Thursday 29 November 2012

Four Ducks on a Pond - William Allingham

 Four ducks on a pond, a grass-bank beyond.
    A blue sky of spring, white clouds on the wing.
   What a little thing,
   To remember for years - to remember with tears!
With the day-long bright sunshine soon burning off the early morning frost and the Range Rover at my disposal, it was a casual drive down to the
LONGHAM LAKES
where earlier in the week there had been the unusual sighting of a Kittiwake, pretty much a Gull that is more content to remain at sea, but in this game you just never know!

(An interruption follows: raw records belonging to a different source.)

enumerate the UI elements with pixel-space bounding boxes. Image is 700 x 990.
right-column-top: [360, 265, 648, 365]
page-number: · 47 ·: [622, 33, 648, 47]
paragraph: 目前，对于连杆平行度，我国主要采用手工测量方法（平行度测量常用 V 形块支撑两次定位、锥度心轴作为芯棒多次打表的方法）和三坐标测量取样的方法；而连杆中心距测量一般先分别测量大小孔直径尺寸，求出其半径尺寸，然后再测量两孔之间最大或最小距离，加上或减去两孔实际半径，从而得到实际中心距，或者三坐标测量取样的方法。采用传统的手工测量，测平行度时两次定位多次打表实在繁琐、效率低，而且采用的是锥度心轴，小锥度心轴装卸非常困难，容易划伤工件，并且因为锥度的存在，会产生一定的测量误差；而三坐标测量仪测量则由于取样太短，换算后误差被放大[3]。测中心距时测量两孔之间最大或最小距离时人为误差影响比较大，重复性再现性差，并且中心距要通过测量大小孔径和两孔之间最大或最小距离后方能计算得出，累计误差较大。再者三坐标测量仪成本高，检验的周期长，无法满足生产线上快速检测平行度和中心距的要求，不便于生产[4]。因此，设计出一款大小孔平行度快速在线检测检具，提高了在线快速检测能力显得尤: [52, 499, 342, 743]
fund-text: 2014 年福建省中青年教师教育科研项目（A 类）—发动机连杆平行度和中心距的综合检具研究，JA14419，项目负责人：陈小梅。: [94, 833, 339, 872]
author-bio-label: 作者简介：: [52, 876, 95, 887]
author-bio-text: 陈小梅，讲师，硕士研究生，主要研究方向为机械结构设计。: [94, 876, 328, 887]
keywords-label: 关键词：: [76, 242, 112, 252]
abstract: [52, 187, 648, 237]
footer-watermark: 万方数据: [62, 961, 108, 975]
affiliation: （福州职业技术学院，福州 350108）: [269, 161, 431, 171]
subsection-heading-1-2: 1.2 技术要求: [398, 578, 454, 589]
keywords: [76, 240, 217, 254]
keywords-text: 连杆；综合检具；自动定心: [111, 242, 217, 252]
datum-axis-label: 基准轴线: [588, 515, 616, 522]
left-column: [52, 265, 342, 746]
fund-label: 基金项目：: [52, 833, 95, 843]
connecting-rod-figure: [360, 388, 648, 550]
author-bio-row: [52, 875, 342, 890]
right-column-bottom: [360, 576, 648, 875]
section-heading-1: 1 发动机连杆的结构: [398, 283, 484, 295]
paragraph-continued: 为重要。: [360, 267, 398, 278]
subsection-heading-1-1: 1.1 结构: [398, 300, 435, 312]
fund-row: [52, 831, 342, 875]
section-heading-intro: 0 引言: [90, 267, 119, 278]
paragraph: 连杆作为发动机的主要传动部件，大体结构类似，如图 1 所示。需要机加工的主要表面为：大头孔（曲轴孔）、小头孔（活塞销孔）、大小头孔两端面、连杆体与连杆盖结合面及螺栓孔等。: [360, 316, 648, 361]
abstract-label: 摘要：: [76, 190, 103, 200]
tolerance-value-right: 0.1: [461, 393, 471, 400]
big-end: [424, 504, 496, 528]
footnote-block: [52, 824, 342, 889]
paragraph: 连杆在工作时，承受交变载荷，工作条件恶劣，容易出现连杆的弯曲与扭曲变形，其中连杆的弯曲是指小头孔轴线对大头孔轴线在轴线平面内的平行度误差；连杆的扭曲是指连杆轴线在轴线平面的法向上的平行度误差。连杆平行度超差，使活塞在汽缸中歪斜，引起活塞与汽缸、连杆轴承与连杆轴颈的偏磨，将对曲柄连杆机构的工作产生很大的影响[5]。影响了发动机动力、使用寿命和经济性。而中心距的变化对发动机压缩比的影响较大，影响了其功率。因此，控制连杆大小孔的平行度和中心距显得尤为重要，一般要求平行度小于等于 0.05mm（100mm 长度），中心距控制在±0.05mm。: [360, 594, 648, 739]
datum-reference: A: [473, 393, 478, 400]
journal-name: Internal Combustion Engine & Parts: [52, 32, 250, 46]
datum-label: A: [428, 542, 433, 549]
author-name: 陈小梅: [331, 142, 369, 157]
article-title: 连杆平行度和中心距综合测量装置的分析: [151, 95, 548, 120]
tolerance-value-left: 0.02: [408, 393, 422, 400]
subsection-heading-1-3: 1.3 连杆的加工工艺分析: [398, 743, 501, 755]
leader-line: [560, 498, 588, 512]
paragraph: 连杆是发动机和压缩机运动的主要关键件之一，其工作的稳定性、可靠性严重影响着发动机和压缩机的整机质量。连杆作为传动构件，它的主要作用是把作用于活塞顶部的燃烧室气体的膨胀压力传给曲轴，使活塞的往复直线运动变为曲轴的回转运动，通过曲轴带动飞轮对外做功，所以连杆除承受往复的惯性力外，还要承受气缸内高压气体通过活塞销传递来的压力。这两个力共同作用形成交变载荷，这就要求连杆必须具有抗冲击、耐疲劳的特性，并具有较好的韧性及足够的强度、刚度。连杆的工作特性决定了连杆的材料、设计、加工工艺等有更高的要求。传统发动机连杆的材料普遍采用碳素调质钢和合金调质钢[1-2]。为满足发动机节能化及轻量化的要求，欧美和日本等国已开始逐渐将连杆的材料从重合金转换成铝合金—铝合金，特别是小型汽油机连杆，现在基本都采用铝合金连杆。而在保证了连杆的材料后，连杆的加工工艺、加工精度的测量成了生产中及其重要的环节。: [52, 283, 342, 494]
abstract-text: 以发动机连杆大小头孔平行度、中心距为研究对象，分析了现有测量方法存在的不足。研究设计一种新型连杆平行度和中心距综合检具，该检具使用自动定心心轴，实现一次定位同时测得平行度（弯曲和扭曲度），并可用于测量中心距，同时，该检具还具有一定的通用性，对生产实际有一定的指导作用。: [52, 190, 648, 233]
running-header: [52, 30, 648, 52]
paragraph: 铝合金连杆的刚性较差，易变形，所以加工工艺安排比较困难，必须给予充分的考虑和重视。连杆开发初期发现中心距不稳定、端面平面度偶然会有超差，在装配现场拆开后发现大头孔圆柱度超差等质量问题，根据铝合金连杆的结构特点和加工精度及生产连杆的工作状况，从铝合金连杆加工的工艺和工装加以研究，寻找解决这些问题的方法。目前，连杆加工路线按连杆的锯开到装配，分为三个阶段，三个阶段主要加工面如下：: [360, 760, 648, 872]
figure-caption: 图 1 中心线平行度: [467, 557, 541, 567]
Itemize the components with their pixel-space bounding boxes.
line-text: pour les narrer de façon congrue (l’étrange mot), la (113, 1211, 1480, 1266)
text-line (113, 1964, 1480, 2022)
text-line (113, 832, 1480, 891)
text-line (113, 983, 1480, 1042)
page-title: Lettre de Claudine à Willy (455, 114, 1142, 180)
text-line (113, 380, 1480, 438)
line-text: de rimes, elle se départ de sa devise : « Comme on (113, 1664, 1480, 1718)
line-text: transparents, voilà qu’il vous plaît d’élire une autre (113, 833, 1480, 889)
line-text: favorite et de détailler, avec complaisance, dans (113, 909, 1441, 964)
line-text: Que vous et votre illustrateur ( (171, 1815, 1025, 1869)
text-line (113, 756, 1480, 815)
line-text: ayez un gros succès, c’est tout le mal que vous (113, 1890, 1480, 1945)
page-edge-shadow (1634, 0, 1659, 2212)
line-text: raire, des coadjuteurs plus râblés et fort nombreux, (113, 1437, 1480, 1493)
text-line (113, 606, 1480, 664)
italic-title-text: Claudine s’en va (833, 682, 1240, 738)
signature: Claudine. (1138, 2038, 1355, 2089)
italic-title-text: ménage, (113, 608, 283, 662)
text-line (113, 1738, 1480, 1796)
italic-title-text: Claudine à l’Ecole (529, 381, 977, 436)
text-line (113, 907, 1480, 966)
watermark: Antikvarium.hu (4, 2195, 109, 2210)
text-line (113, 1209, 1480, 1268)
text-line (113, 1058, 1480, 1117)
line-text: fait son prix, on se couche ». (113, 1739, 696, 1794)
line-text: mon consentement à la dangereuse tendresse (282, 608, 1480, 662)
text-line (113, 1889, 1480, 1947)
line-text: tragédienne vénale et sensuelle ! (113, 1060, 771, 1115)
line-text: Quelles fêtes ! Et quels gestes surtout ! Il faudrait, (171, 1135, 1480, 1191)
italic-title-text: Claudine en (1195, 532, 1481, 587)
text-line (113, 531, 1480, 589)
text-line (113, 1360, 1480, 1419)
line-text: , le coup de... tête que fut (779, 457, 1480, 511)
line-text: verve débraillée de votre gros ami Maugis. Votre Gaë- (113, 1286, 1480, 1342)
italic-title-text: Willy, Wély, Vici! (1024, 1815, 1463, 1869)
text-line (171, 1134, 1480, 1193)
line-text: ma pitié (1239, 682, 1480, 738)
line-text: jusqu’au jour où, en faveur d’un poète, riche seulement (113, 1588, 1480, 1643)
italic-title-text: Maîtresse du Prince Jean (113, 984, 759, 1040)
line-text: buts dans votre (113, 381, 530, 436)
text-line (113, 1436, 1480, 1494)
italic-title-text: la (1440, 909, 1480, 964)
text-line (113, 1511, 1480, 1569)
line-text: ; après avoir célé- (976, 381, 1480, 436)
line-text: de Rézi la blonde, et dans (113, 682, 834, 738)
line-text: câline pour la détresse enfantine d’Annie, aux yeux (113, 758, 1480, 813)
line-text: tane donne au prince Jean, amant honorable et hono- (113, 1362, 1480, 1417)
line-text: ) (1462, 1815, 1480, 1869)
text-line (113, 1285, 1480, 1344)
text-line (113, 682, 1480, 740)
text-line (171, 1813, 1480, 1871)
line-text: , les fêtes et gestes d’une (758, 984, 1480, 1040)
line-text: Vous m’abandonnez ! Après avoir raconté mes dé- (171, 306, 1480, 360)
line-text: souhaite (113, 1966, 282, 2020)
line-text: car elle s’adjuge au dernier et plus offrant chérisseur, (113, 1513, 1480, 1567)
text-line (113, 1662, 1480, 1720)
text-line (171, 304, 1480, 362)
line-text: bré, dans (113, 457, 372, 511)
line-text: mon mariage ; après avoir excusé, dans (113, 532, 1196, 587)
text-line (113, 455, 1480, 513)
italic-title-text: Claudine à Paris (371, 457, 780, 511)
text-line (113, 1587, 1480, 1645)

Early sightings included numbers of GREAT CRESTED GREBE, well into double figures, many more Tufted Duck, Mallard, Grey Heron along with c7 Little Egret.
 
The meadows to the south were more welcoming to the dozen or so MUTE SWANs there today than the horses of just a few short weeks ago. No Cetti's Warbler heard, but there were a few Moorhen and a host of Coot and several Cormorant at their usual roost atop the electricity pylons.
This small troupe of free-flying DOVEs were finding something to eat along the gravel pathway,
while a lone COMMON GULL held station on one of the depth gauges.
 
Most of the wildfowl were favouring the South Reservoir
and included female and
 male SHOVELER,
 likewise there were female
 and male TEAL
 as well as female and
male EURASIAN WIGEON.
 
Continuing along this path, where at my last visit there was a Hobby 'hawking' Dragonflies, there was this strikingly marked
First Winter
BLACK-HEADED GULL flying low and finding food on the surface of the lake.
A bracing walk, with what little wind there was coming from the north, ended at the Visitor/Education Centre with a little time for a chat with the Water Bailiff Ian Hayward before heading back to Parley. Still a good number of things to do before departure, but once again I extol the virtues of the Internet.
PS - I recorded c4 Stork/Crane-like birds at great distance and height yesterday mid-morning above the Longham/Hampreston area, which coincides with a report on the Dorset Bird Club web-site of c4 White Storks over Bournemouth Eastcliff around the same time?